The e-Power system is similar to a hybrid set-up but acts as a range-extender by using an electric motor to drive the wheels while a small-capacity petrol engine and regenerative braking keep its battery pack topped up.
When asked directly whether Nissan Australia would introduce the Note e-Power to its line-up, Mr Lester said: “As soon as we can get approval for the importation of an e-Power vehicle, we will bring e-Power into the market.
Whether that is specifically the current Note or not is yet to be seen.”
Mr Lester added that he hoped timing for the roll out of e-Power tech in Australia would be “as soon as possible”, and said he was under instruction to increase sales from Nissan HQ.
“The mandate from my bosses is to increase and improve sales, and I think if you ask the dealers they would say ‘I want to sell more’. And I think if you ask consumers who are very satisfied with Nissan on a whole, they would say ‘we want to buy Nissans’.

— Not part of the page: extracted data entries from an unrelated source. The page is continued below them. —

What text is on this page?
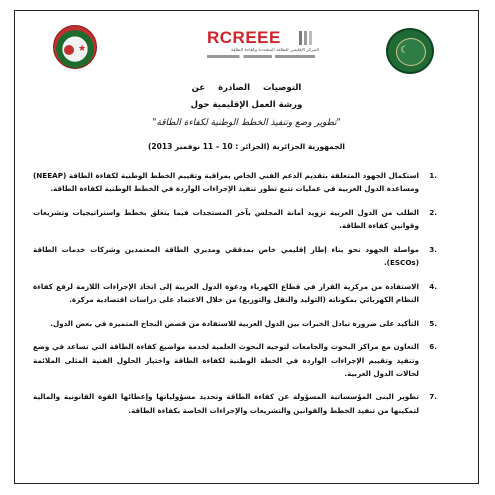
★
RCREEE
المركز الإقليمي للطاقة المتجددة وكفاءة الطاقة	☾
التوصيات الصادرة عن
ورشة العمل الإقليمية حول
"تطوير وضع وتنفيذ الخطط الوطنية لكفاءة الطاقة"
الجمهورية الجزائرية (الجزائر : 10 – 11 نوفمبر 2013)
1.
استكمال الجهود المتعلقة بتقديم الدعم الفني الخاص بمراقبة وتقييم الخطط الوطنية لكفاءة الطاقة (NEEAP) ومساعدة الدول العربية في عمليات تتبع تطور تنفيذ الإجراءات الواردة في الخطط الوطنية لكفاءة الطاقة.
2.
الطلب من الدول العربية تزويد أمانة المجلس بآخر المستجدات فيما يتعلق بخطط واستراتيجيات وتشريعات وقوانين كفاءة الطاقة.
3.
مواصلة الجهود نحو بناء إطار إقليمي خاص بمدققي ومديري الطاقة المعتمدين وشركات خدمات الطاقة (ESCOs).
4.
الاستفادة من مركزية القرار في قطاع الكهرباء ودعوة الدول العربية إلى اتخاذ الإجراءات اللازمة لرفع كفاءة النظام الكهربائي بمكوناته (التوليد والنقل والتوزيع) من خلال الاعتماد على دراسات اقتصادية مركزة.
5.
التأكيد على ضرورة تبادل الخبرات بين الدول العربية للاستفادة من قصص النجاح المتميزة في بعض الدول.
6.
التعاون مع مراكز البحوث والجامعات لتوجيه البحوث العلمية لخدمة مواضيع كفاءة الطاقة التي تساعد في وضع وتنفيذ وتقييم الإجراءات الواردة في الخطة الوطنية لكفاءة الطاقة واختيار الحلول الفنية المثلى الملائمة لحالات الدول العربية.
7.
تطوير البنى المؤسساتية المسؤولة عن كفاءة الطاقة وتحديد مسؤولياتها وإعطائها القوة القانونية والمالية لتمكينها من تنفيذ الخطط والقوانين والتشريعات والإجراءات الخاصة بكفاءة الطاقة.
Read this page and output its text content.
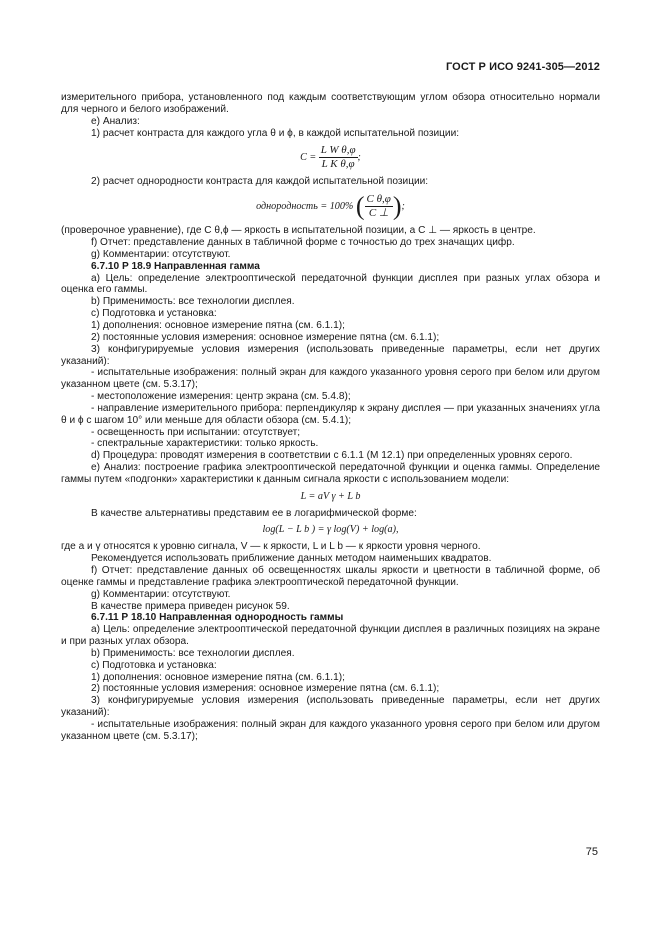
ГОСТ Р ИСО 9241-305—2012

измерительного прибора, установленного под каждым соответствующим углом обзора относительно нормали для черного и белого изображений.

e) Анализ:

1) расчет контраста для каждого угла θ и ϕ, в каждой испытательной позиции:

$C = \frac{\text{L W θ,φ}}{\text{L K θ,φ}}$ ;

2) расчет однородности контраста для каждой испытательной позиции:

однородность = 100% ( $\frac{\text{C θ,φ}}{C \perp}$ );

(проверочное уравнение), где C θ,ϕ — яркость в испытательной позиции, а C ⊥ — яркость в центре.

f) Отчет: представление данных в табличной форме с точностью до трех значащих цифр.

g) Комментарии: отсутствуют.

6.7.10 Р 18.9 Направленная гамма

a) Цель: определение электрооптической передаточной функции дисплея при разных углах обзора и оценка его гаммы.

b) Применимость: все технологии дисплея.

c) Подготовка и установка:

1) дополнения: основное измерение пятна (см. 6.1.1);

2) постоянные условия измерения: основное измерение пятна (см. 6.1.1);

3) конфигурируемые условия измерения (использовать приведенные параметры, если нет других указаний):

- испытательные изображения: полный экран для каждого указанного уровня серого при белом или другом указанном цвете (см. 5.3.17);

- местоположение измерения: центр экрана (см. 5.4.8);

- направление измерительного прибора: перпендикуляр к экрану дисплея — при указанных значениях угла θ и ϕ с шагом 10° или меньше для области обзора (см. 5.4.1);

- освещенность при испытании: отсутствует;

- спектральные характеристики: только яркость.

d) Процедура: проводят измерения в соответствии с 6.1.1 (М 12.1) при определенных уровнях серого.

e) Анализ: построение графика электрооптической передаточной функции и оценка гаммы. Определение гаммы путем «подгонки» характеристики к данным сигнала яркости с использованием модели:

L = aV γ + L b

В качестве альтернативы представим ее в логарифмической форме:

log(L − L b ) = γ log(V) + log(a),

где a и γ относятся к уровню сигнала, V — к яркости, L и L b — к яркости уровня черного.

Рекомендуется использовать приближение данных методом наименьших квадратов.

f) Отчет: представление данных об освещенностях шкалы яркости и цветности в табличной форме, об оценке гаммы и представление графика электрооптической передаточной функции.

g) Комментарии: отсутствуют.

В качестве примера приведен рисунок 59.

6.7.11 Р 18.10 Направленная однородность гаммы

a) Цель: определение электрооптической передаточной функции дисплея в различных позициях на экране и при разных углах обзора.

b) Применимость: все технологии дисплея.

c) Подготовка и установка:

1) дополнения: основное измерение пятна (см. 6.1.1);

2) постоянные условия измерения: основное измерение пятна (см. 6.1.1);

3) конфигурируемые условия измерения (использовать приведенные параметры, если нет других указаний):

- испытательные изображения: полный экран для каждого указанного уровня серого при белом или другом указанном цвете (см. 5.3.17);

75
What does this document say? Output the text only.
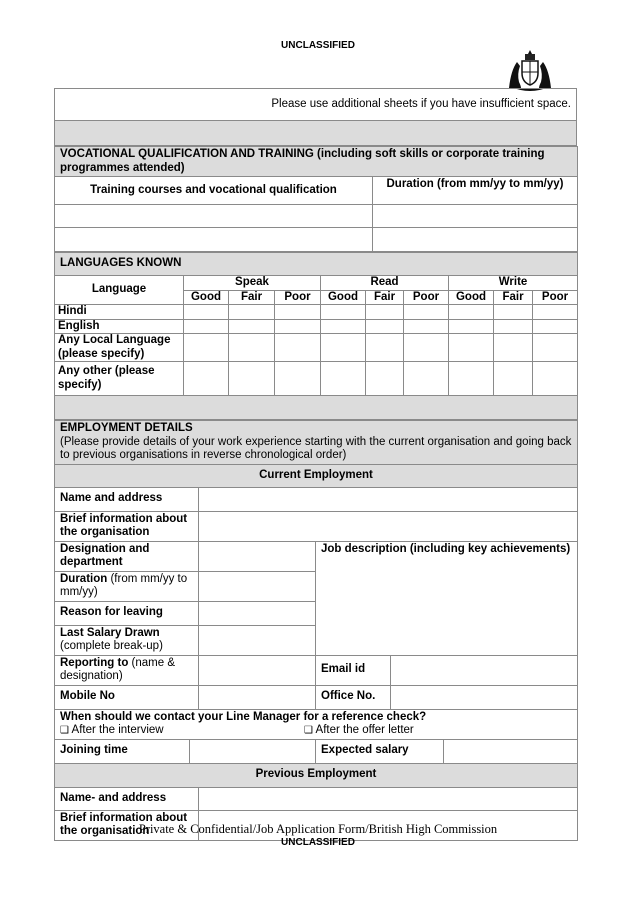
UNCLASSIFIED
Please use additional sheets if you have insufficient space.

VOCATIONAL QUALIFICATION AND TRAINING (including soft skills or corporate training programmes attended)	
Training courses and vocational qualification	Duration (from mm/yy to mm/yy)

LANGUAGES KNOWN									
Language	Speak			Read			Write		
	Good	Fair	Poor	Good	Fair	Poor	Good	Fair	Poor
Hindi									
English									
Any Local Language (please specify)									
Any other (please specify)									

EMPLOYMENT DETAILS
(Please provide details of your work experience starting with the current organisation and going back to previous organisations in reverse chronological order)					

Current Employment					
Name and address					
Brief information about the organisation					
Designation and department			Job description (including key achievements)		
Duration (from mm/yy to mm/yy)					
Reason for leaving					

Last Salary Drawn
(complete break-up)					

Reporting to (name & designation)			Email id		
Mobile No			Office No.		

When should we contact your Line Manager for a reference check?
❑ After the interview ❑ After the offer letter					

Joining time			Expected salary		
Previous Employment					
Name- and address					
Brief information about the organisation					
Private & Confidential/Job Application Form/British High Commission
UNCLASSIFIED
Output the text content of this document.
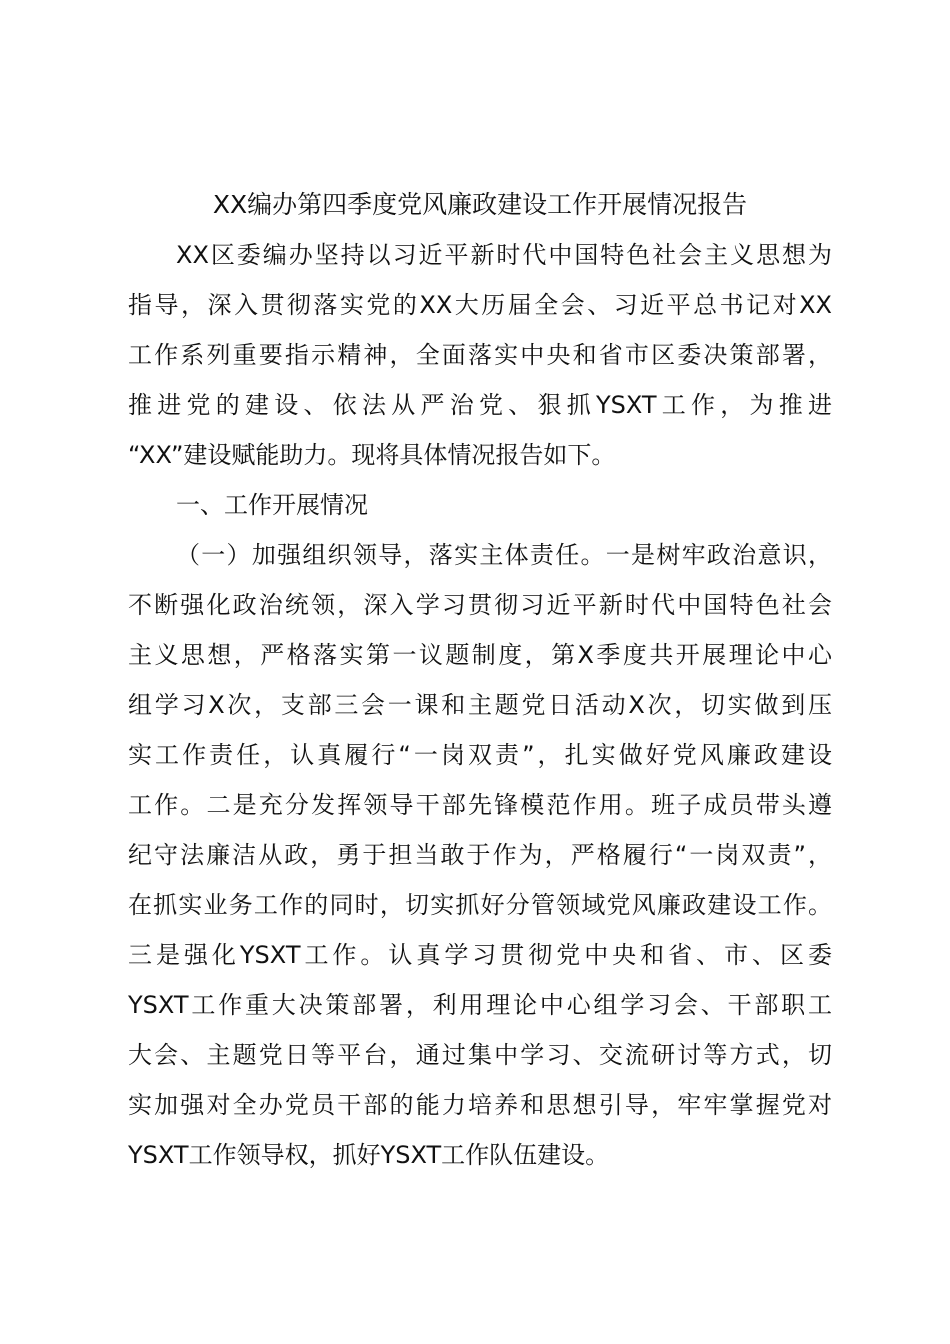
XX编办第四季度党风廉政建设工作开展情况报告
XX区委编办坚持以习近平新时代中国特色社会主义思想为
指导，深入贯彻落实党的XX大历届全会、习近平总书记对XX
工作系列重要指示精神，全面落实中央和省市区委决策部署，
推进党的建设、依法从严治党、狠抓YSXT工作，为推进
“XX”建设赋能助力。现将具体情况报告如下。
一、工作开展情况
（一）加强组织领导，落实主体责任。一是树牢政治意识，
不断强化政治统领，深入学习贯彻习近平新时代中国特色社会
主义思想，严格落实第一议题制度，第X季度共开展理论中心
组学习X次，支部三会一课和主题党日活动X次，切实做到压
实工作责任，认真履行“一岗双责”，扎实做好党风廉政建设
工作。二是充分发挥领导干部先锋模范作用。班子成员带头遵
纪守法廉洁从政，勇于担当敢于作为，严格履行“一岗双责”，
在抓实业务工作的同时，切实抓好分管领域党风廉政建设工作。
三是强化YSXT工作。认真学习贯彻党中央和省、市、区委
YSXT工作重大决策部署，利用理论中心组学习会、干部职工
大会、主题党日等平台，通过集中学习、交流研讨等方式，切
实加强对全办党员干部的能力培养和思想引导，牢牢掌握党对
YSXT工作领导权，抓好YSXT工作队伍建设。
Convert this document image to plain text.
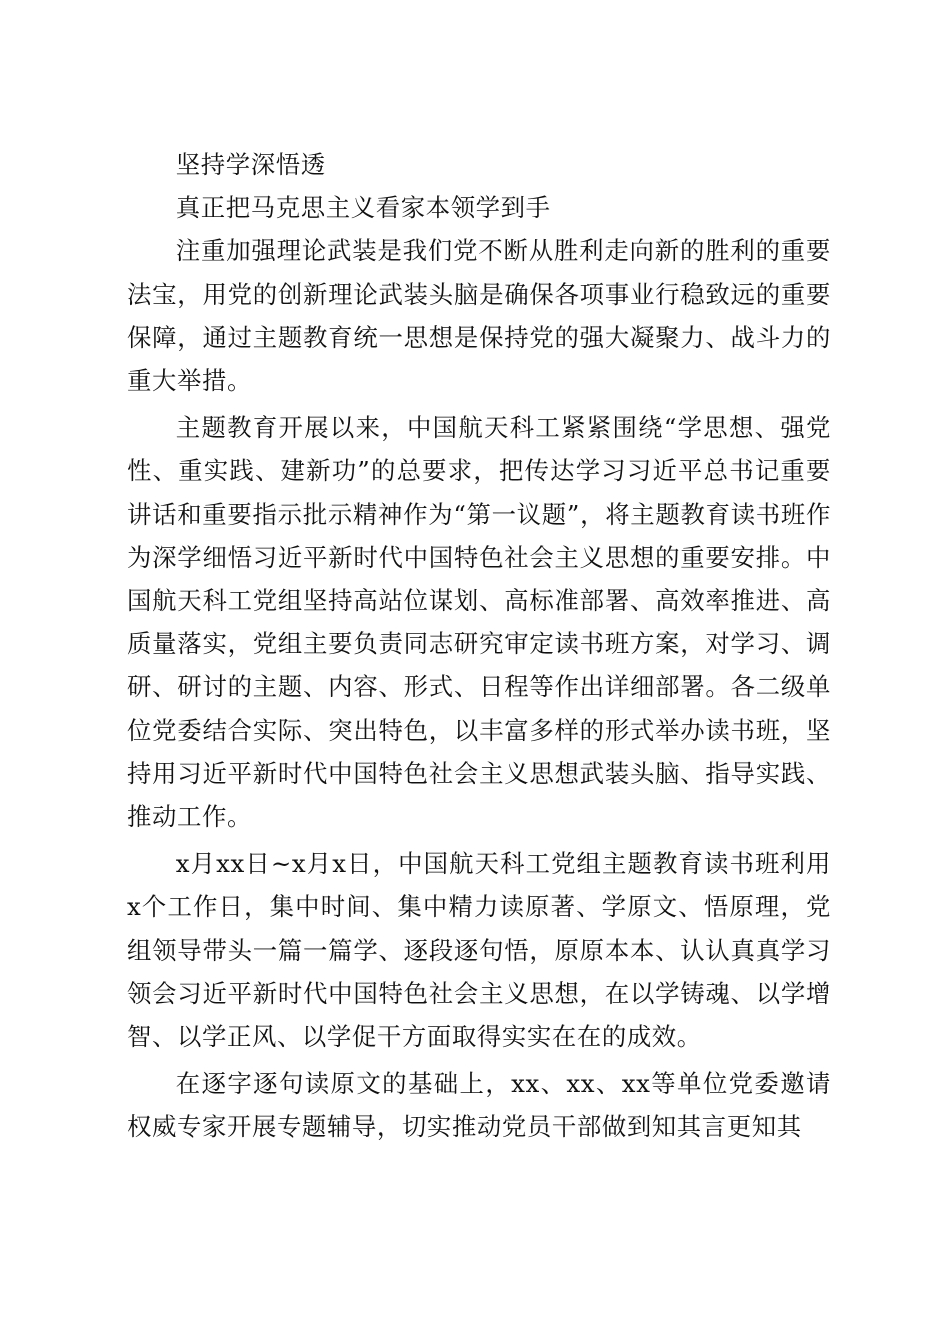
坚持学深悟透

真正把马克思主义看家本领学到手

注重加强理论武装是我们党不断从胜利走向新的胜利的重要法宝，用党的创新理论武装头脑是确保各项事业行稳致远的重要保障，通过主题教育统一思想是保持党的强大凝聚力、战斗力的重大举措。

主题教育开展以来，中国航天科工紧紧围绕“学思想、强党性、重实践、建新功”的总要求，把传达学习习近平总书记重要讲话和重要指示批示精神作为“第一议题”，将主题教育读书班作为深学细悟习近平新时代中国特色社会主义思想的重要安排。中国航天科工党组坚持高站位谋划、高标准部署、高效率推进、高质量落实，党组主要负责同志研究审定读书班方案，对学习、调研、研讨的主题、内容、形式、日程等作出详细部署。各二级单位党委结合实际、突出特色，以丰富多样的形式举办读书班，坚持用习近平新时代中国特色社会主义思想武装头脑、指导实践、推动工作。

x月xx日~x月x日，中国航天科工党组主题教育读书班利用x个工作日，集中时间、集中精力读原著、学原文、悟原理，党组领导带头一篇一篇学、逐段逐句悟，原原本本、认认真真学习领会习近平新时代中国特色社会主义思想，在以学铸魂、以学增智、以学正风、以学促干方面取得实实在在的成效。

在逐字逐句读原文的基础上，xx、xx、xx等单位党委邀请权威专家开展专题辅导，切实推动党员干部做到知其言更知其
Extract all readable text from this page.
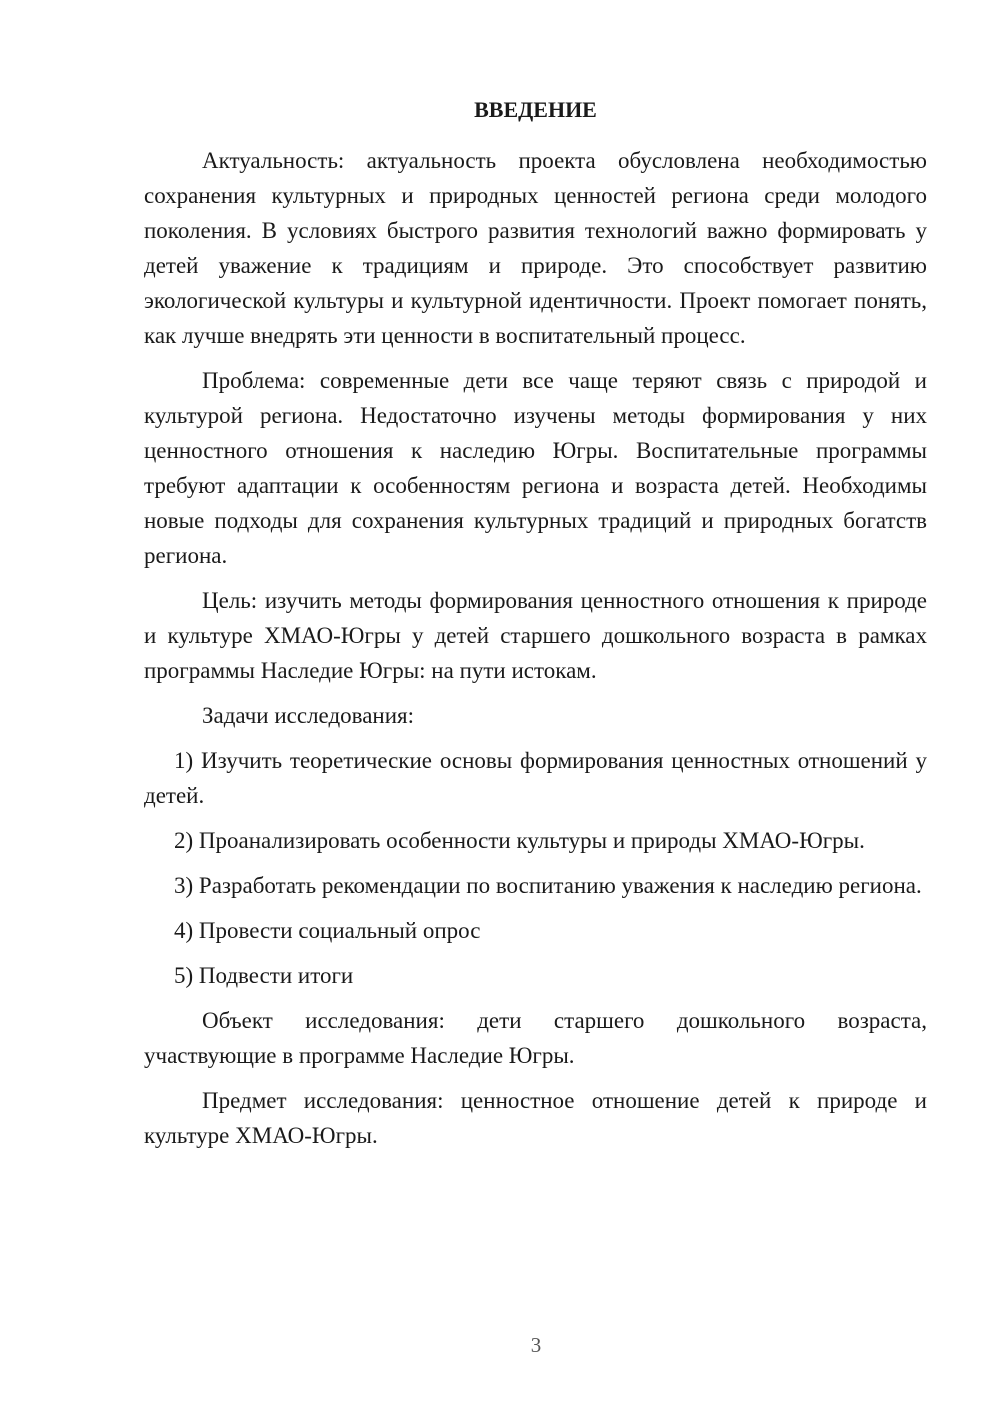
ВВЕДЕНИЕ

Актуальность: актуальность проекта обусловлена необходимостью сохранения культурных и природных ценностей региона среди молодого поколения. В условиях быстрого развития технологий важно формировать у детей уважение к традициям и природе. Это способствует развитию экологической культуры и культурной идентичности. Проект помогает понять, как лучше внедрять эти ценности в воспитательный процесс.

Проблема: современные дети все чаще теряют связь с природой и культурой региона. Недостаточно изучены методы формирования у них ценностного отношения к наследию Югры. Воспитательные программы требуют адаптации к особенностям региона и возраста детей. Необходимы новые подходы для сохранения культурных традиций и природных богатств региона.

Цель: изучить методы формирования ценностного отношения к природе и культуре ХМАО-Югры у детей старшего дошкольного возраста в рамках программы Наследие Югры: на пути истокам.

Задачи исследования:

1) Изучить теоретические основы формирования ценностных отношений у детей.

2) Проанализировать особенности культуры и природы ХМАО-Югры.

3) Разработать рекомендации по воспитанию уважения к наследию региона.

4) Провести социальный опрос

5) Подвести итоги

Объект исследования: дети старшего дошкольного возраста, участвующие в программе Наследие Югры.

Предмет исследования: ценностное отношение детей к природе и культуре ХМАО-Югры.

3
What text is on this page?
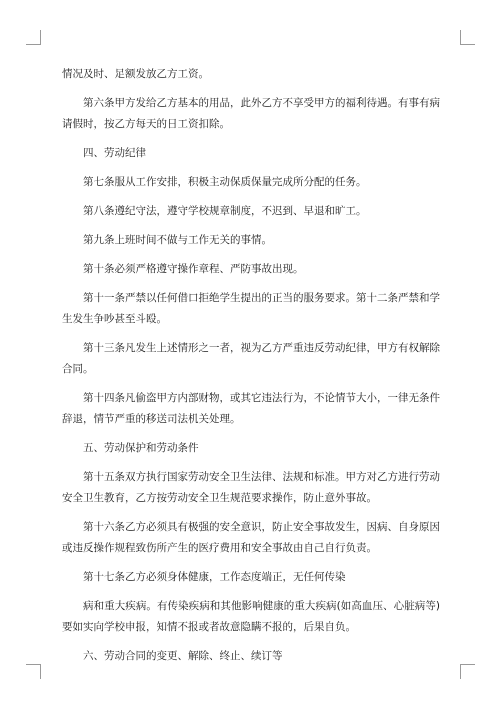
情况及时、足额发放乙方工资。

第六条甲方发给乙方基本的用品，此外乙方不享受甲方的福利待遇。有事有病请假时，按乙方每天的日工资扣除。

四、劳动纪律

第七条服从工作安排，积极主动保质保量完成所分配的任务。

第八条遵纪守法，遵守学校规章制度，不迟到、早退和旷工。

第九条上班时间不做与工作无关的事情。

第十条必须严格遵守操作章程、严防事故出现。

第十一条严禁以任何借口拒绝学生提出的正当的服务要求。第十二条严禁和学生发生争吵甚至斗殴。

第十三条凡发生上述情形之一者，视为乙方严重违反劳动纪律，甲方有权解除合同。

第十四条凡偷盗甲方内部财物，或其它违法行为，不论情节大小，一律无条件辞退，情节严重的移送司法机关处理。

五、劳动保护和劳动条件

第十五条双方执行国家劳动安全卫生法律、法规和标准。甲方对乙方进行劳动安全卫生教育，乙方按劳动安全卫生规范要求操作，防止意外事故。

第十六条乙方必须具有极强的安全意识，防止安全事故发生，因病、自身原因或违反操作规程致伤所产生的医疗费用和安全事故由自己自行负责。

第十七条乙方必须身体健康，工作态度端正，无任何传染

病和重大疾病。有传染疾病和其他影响健康的重大疾病(如高血压、心脏病等)要如实向学校申报，知情不报或者故意隐瞒不报的，后果自负。

六、劳动合同的变更、解除、终止、续订等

“The question is, which ones? How do we get to them. This is of course the mandate we have got to get it here as quickly as possible.”
One of Mr Lester’s bosses, Nissan Motor Asia Pacific regional vice-president of marketing and sales, Asia and Oceania Vincent Wijnen, told GoAuto that the company was working on an e-Power roll-out for the region and added that Mr Lester was putting pressure on him to introduce it Down Under.
“It is really a very interesting technology,” he said. “People sometimes forget when your car is electrically driven, there is a lot of other possibilities as well in terms of technology. When we talk about the safety features or the more autonomous drive features, it is actually easier to adopt on an electric-driven vehicle than it is in a traditional fuel-driven car.
“Some of the stuff put on e-Power cars is no different to what we are putting on Leaf going forward.”
GoAuto briefly sampled the e-Power technology last week in Singapore where we drove the regular 1.2-litre internal-combustion Note followed by a Note e-Power and then the new Leaf.
The circuit was a small autonomous driving test facility, and the limited time behind the wheel was not intended to produce drive impressions.
However, what we can say is the Note e-Power offered quick off-the-line acceleration compared with the standard Note.
The e-Power had Nissan’s e-Pedal – which is also found in the Leaf – that essentially acts as both the accelerator and the brake. It is an odd feeling using the pedal, but as we found on the Leaf media drive following last year’s Tokyo motor show, it does not take long to adapt to it.
After jumping into the impressive new tech-heavy Leaf for a very quick spin, the Note e-Power felt like old technology.
The Note is coming up to six-years-old this year so it probably has more to do with that car’s age and the fact that it is a light hatchback built to a price.
We get the feeling that matched with the right model, the e-Power tech could prove to be a winning combination and better appeal to Australian consumers.